The “random” urine test that could save your life
If you’ve been reading Nutrition & Healing for a few years, you probably remember seeing at least a few references to the 2/16 ratio test. According to nearly 20 years of research, 2-hydroxyestrogens are “good” while 16-hydroxyestrogens are “bad” and promote cancer growth.
Testing the 2/16 ratio can be done separately or along with the EQ. If you opt to have it done separately, you don’t need to collect 24 hours’ worth of urine-you’ll only need to send in one random specimen. But, like the EQ test, if you’re pre-menopausal, try to collect the urine specimen during days 19 to 23 of your 28-day cycle, and be sure to note the cycle day and time, in case you need to take a repeat test or two. When you’ve collected your sample, just mail it back to the lab.

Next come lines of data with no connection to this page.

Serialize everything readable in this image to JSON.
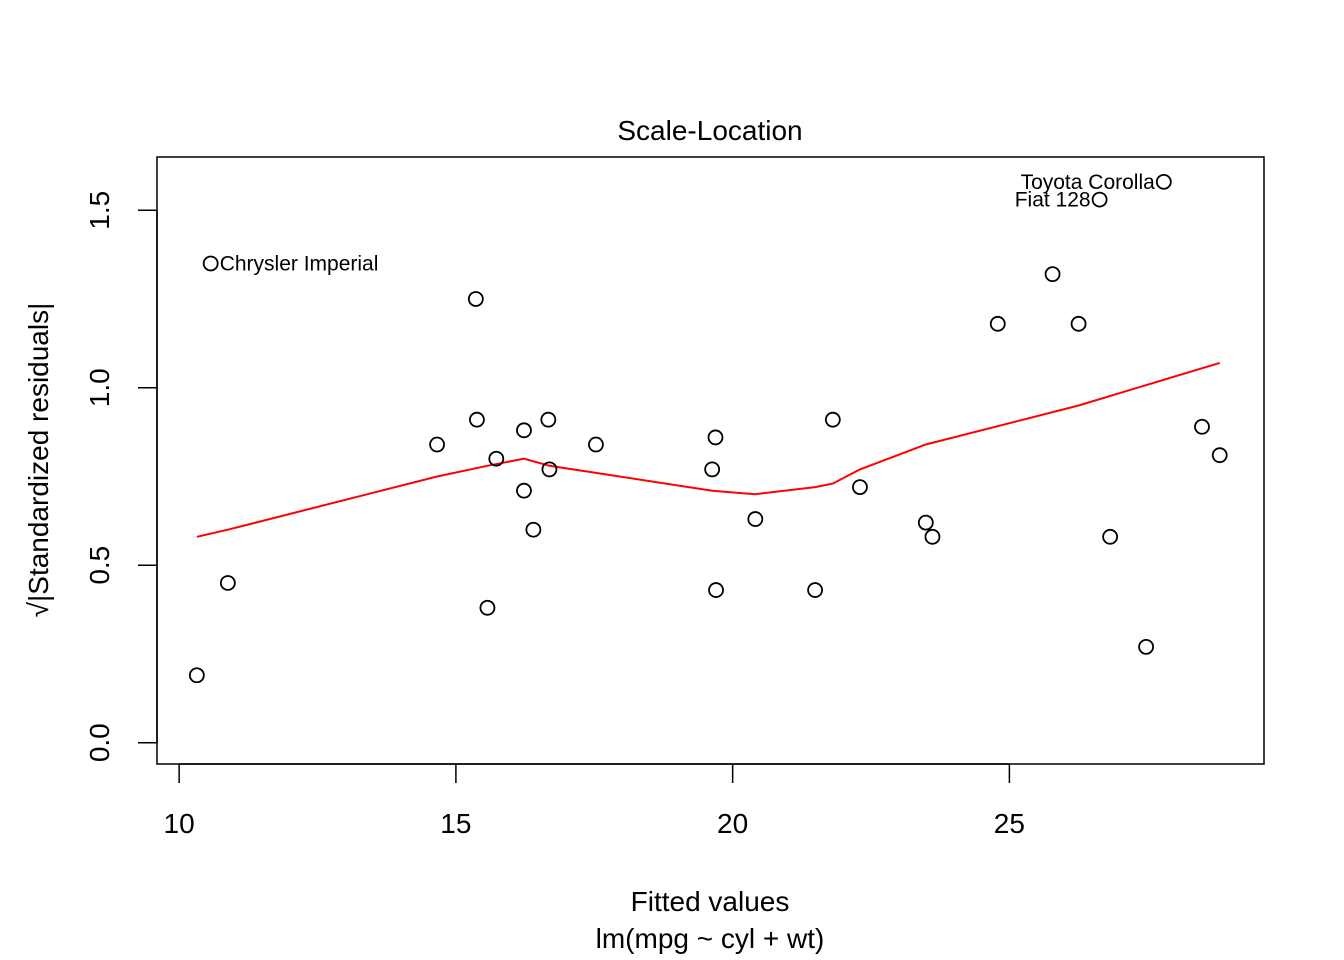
{
  "chart_data": {
    "type": "scatter",
    "title": "Scale-Location",
    "xlabel": "Fitted values",
    "subtitle": "lm(mpg ~ cyl + wt)",
    "ylabel": "√|Standardized residuals|",
    "xlim": [
      9.6,
      29.6
    ],
    "ylim": [
      -0.06,
      1.65
    ],
    "x_ticks": [
      10,
      15,
      20,
      25
    ],
    "x_tick_labels": [
      "10",
      "15",
      "20",
      "25"
    ],
    "y_ticks": [
      0.0,
      0.5,
      1.0,
      1.5
    ],
    "y_tick_labels": [
      "0.0",
      "0.5",
      "1.0",
      "1.5"
    ],
    "points": [
      {
        "x": 10.32,
        "y": 0.19
      },
      {
        "x": 10.57,
        "y": 1.35,
        "label": "Chrysler Imperial"
      },
      {
        "x": 10.88,
        "y": 0.45
      },
      {
        "x": 14.66,
        "y": 0.84
      },
      {
        "x": 15.36,
        "y": 1.25
      },
      {
        "x": 15.38,
        "y": 0.91
      },
      {
        "x": 15.57,
        "y": 0.38
      },
      {
        "x": 15.73,
        "y": 0.8
      },
      {
        "x": 16.23,
        "y": 0.88
      },
      {
        "x": 16.23,
        "y": 0.71
      },
      {
        "x": 16.4,
        "y": 0.6
      },
      {
        "x": 16.67,
        "y": 0.91
      },
      {
        "x": 16.69,
        "y": 0.77
      },
      {
        "x": 17.53,
        "y": 0.84
      },
      {
        "x": 19.63,
        "y": 0.77
      },
      {
        "x": 19.69,
        "y": 0.86
      },
      {
        "x": 19.7,
        "y": 0.43
      },
      {
        "x": 20.41,
        "y": 0.63
      },
      {
        "x": 21.49,
        "y": 0.43
      },
      {
        "x": 21.81,
        "y": 0.91
      },
      {
        "x": 22.3,
        "y": 0.72
      },
      {
        "x": 23.49,
        "y": 0.62
      },
      {
        "x": 23.61,
        "y": 0.58
      },
      {
        "x": 24.79,
        "y": 1.18
      },
      {
        "x": 25.78,
        "y": 1.32
      },
      {
        "x": 26.25,
        "y": 1.18
      },
      {
        "x": 26.63,
        "y": 1.53,
        "label": "Fiat 128"
      },
      {
        "x": 26.82,
        "y": 0.58
      },
      {
        "x": 27.47,
        "y": 0.27
      },
      {
        "x": 27.79,
        "y": 1.58,
        "label": "Toyota Corolla"
      },
      {
        "x": 28.48,
        "y": 0.89
      },
      {
        "x": 28.8,
        "y": 0.81
      }
    ],
    "smoother": {
      "name": "lowess",
      "color": "#ff0000",
      "x": [
        10.32,
        10.88,
        14.66,
        15.57,
        16.23,
        16.69,
        17.53,
        19.63,
        20.41,
        21.49,
        21.81,
        22.3,
        23.49,
        26.25,
        28.8
      ],
      "y": [
        0.58,
        0.6,
        0.75,
        0.78,
        0.8,
        0.78,
        0.76,
        0.71,
        0.7,
        0.72,
        0.73,
        0.77,
        0.84,
        0.95,
        1.07
      ]
    }
  }
}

Eat your way to a breast cancer-free future
You definitely want more “good” (2) estrogen than “bad” (16) estrogen-substantially more if possible. So when you get your results, check the proportion of these two substances: Any ratio below 1.0 is unfavorable. Although there’s no consensus on an ideal ratio number, I recommend 2.0 or greater if possible.
If your 2/16 ratio is less than 1.0, there’s a good chance you’ll be able to boost it just by eating a few specific foods. Start with Brassica (or mustard family) vegetables. These include cabbage, broccoli, cauliflower, bok choy, Brussels sprouts and many others. You can also eat freshly ground flaxseed, 1 tablespoonful daily. And even though there’s been a great deal of controversy surrounding it, in this case, incorporating soy products (tofu, tempeh, soy milk, etc.) into your diet is a good option for boosting 2/16 ratios. A little goes a long way though, and two or three servings a week is plenty. You also don’t need to go overboard with Brassica vegetables. I know it seems odd for me to be warning you not to eat too many vegetables, but it is possible for Brassicas to cause suppressed thyroid function and even goiter if you eat a lot of them on a daily basis. Three to four servings a week is a good general range.
You might find that you only need to incorporate one of these foods into your diet to raise your 2/16 ratio, but sometimes it takes two or even all three to make a big difference. In a lot of cases, just eating these foods will bring a low 2/16 ratio to 1.0 or above in just four to six weeks without any other specific supplementation. But if you find you’re still not getting sufficient improvement, you can also take di-indolylmethane (DIM) supplements to boost it even further. DIM is actually a substance found in Brassica vegetables, but it’s also available in most health food stores in supplement form. If you need some extra help, take 60 milligrams three times daily, and check your 2/16 ratio again in another four to six weeks.
Start today to make sure you’re cancer-free tomorrow
So, you see, there’s no reason to just wait and hope that you’re not that one woman in eight who gets breast cancer. The 2/16 ratio and the EQ provide two easy ways to estimate your own risk of breast, uterine, and other estrogen-related cancers.
For more information on these tests, contact a physician-member of ACAM or ICIM, or Meridian Valley Laboratory (see the “Resources” section on page 8 for details). Meridian Valley is actually located in Washington state where, by law, individuals can order their own lab tests. I am affiliated with Meridian Valley Lab; in fact, I’m the one who insisted they start testing the EQ and the 2/16 ratio so I could make these valuable cancer risk factor tests available to all of my patients.
If your risk factor calculations are unfavorable, or even if they’re just OK, there are things you can do yourself-starting today-to lessen your breast cancer risk. Cancer is a frightening thing, but don’t let that fear paralyze you: Do something about it-and pass the information along to your daughters and granddaughters, too!